Still, there’s something unsettling about thin condoms, like when someone gives you skim milk instead of whole milk. It’s still milk, but it’s just enough of a difference to make you reconsider.

Thin condoms just feel restricting. It makes it less likely to try new positions, or go harder or be a bit more creative.

Plus, thin condoms don’t have anything fun on them. No ribs or twist or anything on them for female pleasure. There’s always hot and cold lube, but let’s be honest — that just makes you tingly for a bit and then itches for the next hour.

The main importance about condoms is — to completely sound like a broken record — wear one every time. It isn’t even always about unwanted pregnancies, either. Unless the other person is your partner, you don’t know where their junk has been or what STD they might have. They might not even know what they have.

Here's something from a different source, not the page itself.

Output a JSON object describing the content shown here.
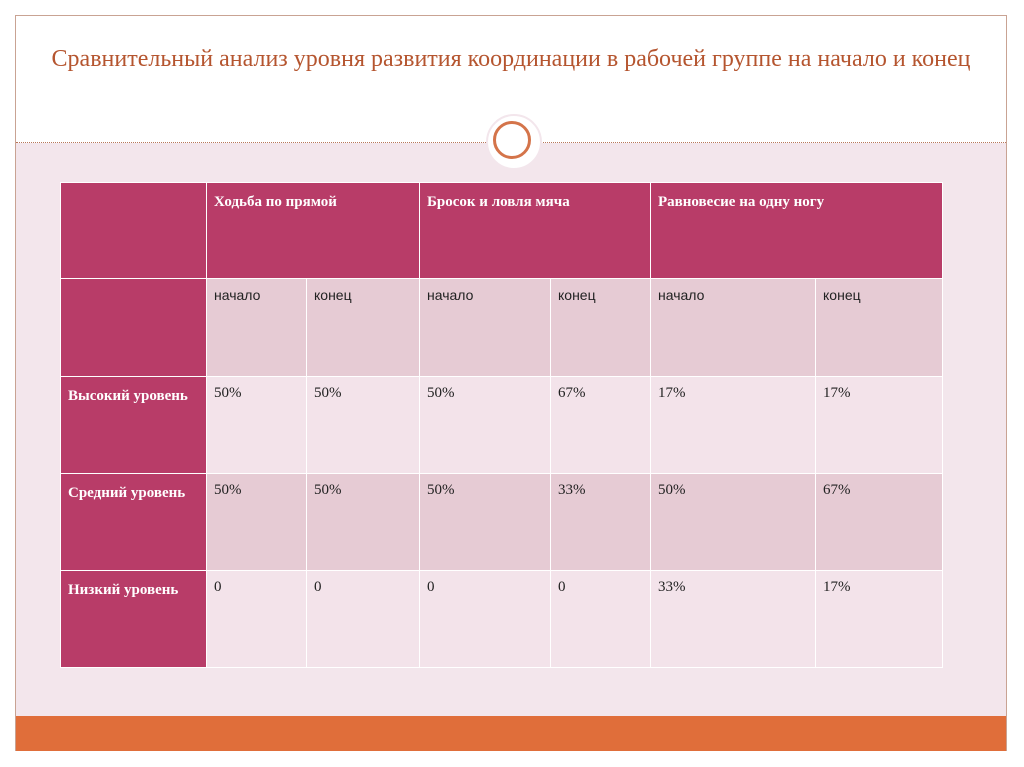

Symptoms don’t always show up right away and finding out that one kid you slept with last week gave you an infection is both demoralizing and gross. They could be spreading it even more as well. Nobody wants to call back a one-night stand with that news, so play it safe.

Sure, condom thickness and style is absolutely all a personal preference. But I think it’s also fair to take into consideration the safety of one and also how it would affect your partner. It’s about both of you having a good time, not one banging away and the other anxiously thinking about the condom breaking the whole time.